The hypothesis that PTPα is the mitotic activator of Src is consistent with previous studies (Bagrodia et al., 1993; Kaech et al., 1993), which have shown that the mitotic activation of Src is blocked by treatment with orthovanadate and in Src mutants that lack the N-terminal myristate which is required for its membrane localization. Combined with the observation (Chackalaparampil et al., 1994) that Tyr527 phosphorylation is decreased and Src is activated when cells are treated with okadaic acid, a specific inhibitor of PP2A, these studies have suggested that Src is regulated by a membrane-associated PTP whose activity can be increased by serine/threonine phosphorylation. PTPα satisfies all these criteria. In direct support of this hypothesis, we found that pTyr527 dephosphorylation and Src kinase activity were increased even more during mitosis in PTPα overexpressor cells (Figure 3). Moreover, since there is no mitotic activation of Src in PTPα-knockout cells (Figure 9), we conclude that PTPα is required for the mitotic activation of Src. PTPα also acts on the Tyr527 homologues found in the Src family members Fyn and Yes (Bhandari et al., 1998; Harder et al., 1998), and it is possible that it also participates in the mitotic activation of these Src-family members (Roche et al., 1995).
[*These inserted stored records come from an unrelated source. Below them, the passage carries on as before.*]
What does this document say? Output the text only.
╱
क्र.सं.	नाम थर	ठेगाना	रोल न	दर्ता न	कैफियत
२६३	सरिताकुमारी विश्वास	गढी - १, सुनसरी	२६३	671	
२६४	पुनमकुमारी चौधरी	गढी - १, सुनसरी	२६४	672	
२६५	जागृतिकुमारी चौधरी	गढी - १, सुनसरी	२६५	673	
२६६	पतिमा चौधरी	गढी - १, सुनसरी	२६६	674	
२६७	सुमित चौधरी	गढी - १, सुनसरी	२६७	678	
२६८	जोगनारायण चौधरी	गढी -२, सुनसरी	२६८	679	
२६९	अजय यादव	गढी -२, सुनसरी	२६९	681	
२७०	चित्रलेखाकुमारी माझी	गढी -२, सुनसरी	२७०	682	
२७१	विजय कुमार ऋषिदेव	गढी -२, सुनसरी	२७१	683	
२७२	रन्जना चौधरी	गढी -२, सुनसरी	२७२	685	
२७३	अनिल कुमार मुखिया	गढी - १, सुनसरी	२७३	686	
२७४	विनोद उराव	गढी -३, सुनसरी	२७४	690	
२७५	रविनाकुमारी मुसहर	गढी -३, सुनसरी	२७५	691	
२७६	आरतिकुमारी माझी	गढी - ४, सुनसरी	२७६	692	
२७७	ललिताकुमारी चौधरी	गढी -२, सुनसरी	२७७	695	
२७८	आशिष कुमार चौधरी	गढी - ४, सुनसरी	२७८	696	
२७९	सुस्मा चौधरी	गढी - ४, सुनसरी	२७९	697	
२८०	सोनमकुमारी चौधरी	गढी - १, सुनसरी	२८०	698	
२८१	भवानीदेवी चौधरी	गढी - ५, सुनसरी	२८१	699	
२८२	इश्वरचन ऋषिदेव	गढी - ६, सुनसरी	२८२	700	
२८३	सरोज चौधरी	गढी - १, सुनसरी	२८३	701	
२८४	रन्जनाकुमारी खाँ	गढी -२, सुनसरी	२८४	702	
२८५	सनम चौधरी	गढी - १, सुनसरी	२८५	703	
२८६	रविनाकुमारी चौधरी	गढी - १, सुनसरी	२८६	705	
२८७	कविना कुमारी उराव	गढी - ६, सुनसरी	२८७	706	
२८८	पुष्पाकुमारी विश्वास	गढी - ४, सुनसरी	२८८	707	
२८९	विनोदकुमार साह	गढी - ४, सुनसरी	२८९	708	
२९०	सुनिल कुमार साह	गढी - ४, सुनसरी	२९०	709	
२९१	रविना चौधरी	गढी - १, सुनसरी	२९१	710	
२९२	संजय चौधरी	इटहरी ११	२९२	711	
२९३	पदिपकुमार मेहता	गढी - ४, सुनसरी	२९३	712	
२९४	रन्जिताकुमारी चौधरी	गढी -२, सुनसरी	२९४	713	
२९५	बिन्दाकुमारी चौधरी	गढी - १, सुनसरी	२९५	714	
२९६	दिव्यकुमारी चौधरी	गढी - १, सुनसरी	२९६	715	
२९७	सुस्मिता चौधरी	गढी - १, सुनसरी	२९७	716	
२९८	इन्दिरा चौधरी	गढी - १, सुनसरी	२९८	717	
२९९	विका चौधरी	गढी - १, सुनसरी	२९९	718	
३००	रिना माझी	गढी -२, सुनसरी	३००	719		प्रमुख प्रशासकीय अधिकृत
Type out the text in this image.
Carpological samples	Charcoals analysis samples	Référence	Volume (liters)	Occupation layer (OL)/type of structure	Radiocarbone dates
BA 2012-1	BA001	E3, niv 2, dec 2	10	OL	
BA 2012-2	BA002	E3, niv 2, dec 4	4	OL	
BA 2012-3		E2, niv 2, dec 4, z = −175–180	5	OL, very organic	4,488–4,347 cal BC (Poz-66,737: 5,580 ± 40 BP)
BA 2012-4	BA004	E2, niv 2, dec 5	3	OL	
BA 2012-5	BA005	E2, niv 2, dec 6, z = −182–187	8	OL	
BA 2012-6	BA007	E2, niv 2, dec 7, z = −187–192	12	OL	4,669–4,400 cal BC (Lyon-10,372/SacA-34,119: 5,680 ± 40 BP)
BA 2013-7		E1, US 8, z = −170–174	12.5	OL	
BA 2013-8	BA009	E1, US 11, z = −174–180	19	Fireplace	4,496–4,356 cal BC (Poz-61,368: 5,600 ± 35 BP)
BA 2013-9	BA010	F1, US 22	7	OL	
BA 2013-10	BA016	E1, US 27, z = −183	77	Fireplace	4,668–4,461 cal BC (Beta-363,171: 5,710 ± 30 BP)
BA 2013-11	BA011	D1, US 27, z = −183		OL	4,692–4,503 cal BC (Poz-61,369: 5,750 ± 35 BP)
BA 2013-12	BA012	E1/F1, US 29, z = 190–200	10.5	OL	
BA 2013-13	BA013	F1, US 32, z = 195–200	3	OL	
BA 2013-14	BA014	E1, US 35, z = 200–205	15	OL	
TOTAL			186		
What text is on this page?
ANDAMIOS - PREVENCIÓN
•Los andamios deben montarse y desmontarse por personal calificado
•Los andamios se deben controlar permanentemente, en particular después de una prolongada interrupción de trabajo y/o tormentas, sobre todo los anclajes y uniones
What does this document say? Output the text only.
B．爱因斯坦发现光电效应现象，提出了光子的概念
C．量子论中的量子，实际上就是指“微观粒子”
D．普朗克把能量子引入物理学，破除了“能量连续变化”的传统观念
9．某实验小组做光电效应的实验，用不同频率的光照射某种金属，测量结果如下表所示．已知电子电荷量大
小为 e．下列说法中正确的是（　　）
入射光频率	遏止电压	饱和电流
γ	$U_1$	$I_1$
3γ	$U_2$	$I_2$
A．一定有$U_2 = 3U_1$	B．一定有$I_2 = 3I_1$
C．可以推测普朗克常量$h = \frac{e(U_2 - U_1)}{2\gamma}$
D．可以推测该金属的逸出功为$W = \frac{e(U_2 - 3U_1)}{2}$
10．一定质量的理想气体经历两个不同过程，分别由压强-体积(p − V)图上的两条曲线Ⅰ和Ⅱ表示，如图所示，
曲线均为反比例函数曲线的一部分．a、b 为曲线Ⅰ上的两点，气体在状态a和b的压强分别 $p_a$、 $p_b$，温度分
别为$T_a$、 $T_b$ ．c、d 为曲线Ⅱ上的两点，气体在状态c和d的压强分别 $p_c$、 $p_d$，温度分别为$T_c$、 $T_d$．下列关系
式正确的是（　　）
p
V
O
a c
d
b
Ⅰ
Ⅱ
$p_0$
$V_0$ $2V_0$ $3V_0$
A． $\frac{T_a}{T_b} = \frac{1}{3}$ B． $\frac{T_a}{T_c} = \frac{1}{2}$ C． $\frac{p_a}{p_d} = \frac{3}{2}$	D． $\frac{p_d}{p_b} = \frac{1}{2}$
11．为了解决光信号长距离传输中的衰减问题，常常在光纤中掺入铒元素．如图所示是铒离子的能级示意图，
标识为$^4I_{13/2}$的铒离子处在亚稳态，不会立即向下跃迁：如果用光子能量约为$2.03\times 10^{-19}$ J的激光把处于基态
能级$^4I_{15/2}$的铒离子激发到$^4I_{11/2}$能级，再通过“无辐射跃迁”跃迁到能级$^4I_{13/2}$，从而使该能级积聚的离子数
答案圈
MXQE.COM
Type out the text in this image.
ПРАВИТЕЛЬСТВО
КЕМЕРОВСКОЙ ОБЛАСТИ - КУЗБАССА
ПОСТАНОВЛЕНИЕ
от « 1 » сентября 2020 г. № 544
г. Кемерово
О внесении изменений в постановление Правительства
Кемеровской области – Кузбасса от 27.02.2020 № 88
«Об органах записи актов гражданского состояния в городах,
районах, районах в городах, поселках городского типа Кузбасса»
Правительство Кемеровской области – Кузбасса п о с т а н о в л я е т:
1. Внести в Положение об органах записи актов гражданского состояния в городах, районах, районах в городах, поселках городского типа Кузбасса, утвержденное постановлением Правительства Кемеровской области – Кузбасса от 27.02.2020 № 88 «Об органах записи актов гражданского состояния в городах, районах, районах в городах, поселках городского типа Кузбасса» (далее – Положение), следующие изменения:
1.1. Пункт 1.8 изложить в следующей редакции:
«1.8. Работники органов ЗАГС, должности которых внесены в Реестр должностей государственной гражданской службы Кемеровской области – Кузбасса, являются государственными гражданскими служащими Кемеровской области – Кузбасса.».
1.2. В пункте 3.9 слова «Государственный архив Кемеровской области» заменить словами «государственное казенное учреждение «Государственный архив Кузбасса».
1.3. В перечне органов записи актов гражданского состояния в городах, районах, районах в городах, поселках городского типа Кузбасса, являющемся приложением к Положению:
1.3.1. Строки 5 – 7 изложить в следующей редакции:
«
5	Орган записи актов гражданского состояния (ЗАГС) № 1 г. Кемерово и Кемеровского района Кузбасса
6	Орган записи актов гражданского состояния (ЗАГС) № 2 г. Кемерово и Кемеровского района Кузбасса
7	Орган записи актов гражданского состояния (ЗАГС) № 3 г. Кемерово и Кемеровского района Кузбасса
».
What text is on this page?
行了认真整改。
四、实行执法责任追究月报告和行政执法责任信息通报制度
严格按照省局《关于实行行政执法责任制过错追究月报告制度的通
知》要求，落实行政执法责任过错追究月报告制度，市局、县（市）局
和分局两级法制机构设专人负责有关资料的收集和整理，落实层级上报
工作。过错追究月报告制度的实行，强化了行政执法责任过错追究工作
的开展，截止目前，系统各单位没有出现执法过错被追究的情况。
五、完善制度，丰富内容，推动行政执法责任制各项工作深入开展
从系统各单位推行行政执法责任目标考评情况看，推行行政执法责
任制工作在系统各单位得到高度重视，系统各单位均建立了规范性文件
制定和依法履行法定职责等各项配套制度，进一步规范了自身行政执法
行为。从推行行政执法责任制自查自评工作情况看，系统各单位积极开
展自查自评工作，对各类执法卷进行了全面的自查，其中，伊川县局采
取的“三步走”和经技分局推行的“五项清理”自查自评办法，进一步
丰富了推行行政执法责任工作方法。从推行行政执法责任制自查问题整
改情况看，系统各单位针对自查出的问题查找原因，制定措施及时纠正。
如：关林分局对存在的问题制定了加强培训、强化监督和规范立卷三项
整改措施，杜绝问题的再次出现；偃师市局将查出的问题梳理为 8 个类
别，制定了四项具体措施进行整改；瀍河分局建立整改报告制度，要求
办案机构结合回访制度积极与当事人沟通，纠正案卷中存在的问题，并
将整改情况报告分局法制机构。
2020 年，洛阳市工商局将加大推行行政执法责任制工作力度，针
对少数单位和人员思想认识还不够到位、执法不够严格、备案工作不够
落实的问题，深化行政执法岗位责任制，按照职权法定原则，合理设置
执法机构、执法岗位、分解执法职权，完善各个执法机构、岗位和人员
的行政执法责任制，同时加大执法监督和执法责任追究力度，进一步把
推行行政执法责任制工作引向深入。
The fact that almost all mitotic activation of Src is eliminated by PTPα knockout is somewhat surprising since some evidence suggests that other PTPs also participate in regulating Src family members: whereas microinjecting a neutralizing antibody specific for Src, Fyn and Yes blocks progression of fibroblasts from G2 to M (Roche et al., 1995), almost complete depletion of PTPα by antisense methods does not block cell cycle progression (Arnott et al., 1999). Moreover, while transgenic mice that lack all three Src family members are not viable (Klinghoffer et al., 1999), PTPα–/– transgenic mice are viable and Src and Fyn still retain about 30–50% of their normal activity (Ponniah et al., 1999; Su et al., 1999; Table I). Indeed, at least three other PTPs, SHP1, SHP2 (Syp) and PTP1B (Peng and Cartwright, 1995; Lorenz et al., 1996; Somani et al., 1997; Cheng et al., 2001), have been implicated in Src regulation. It will be interesting to test whether these or other PTPs are activated during mitosis.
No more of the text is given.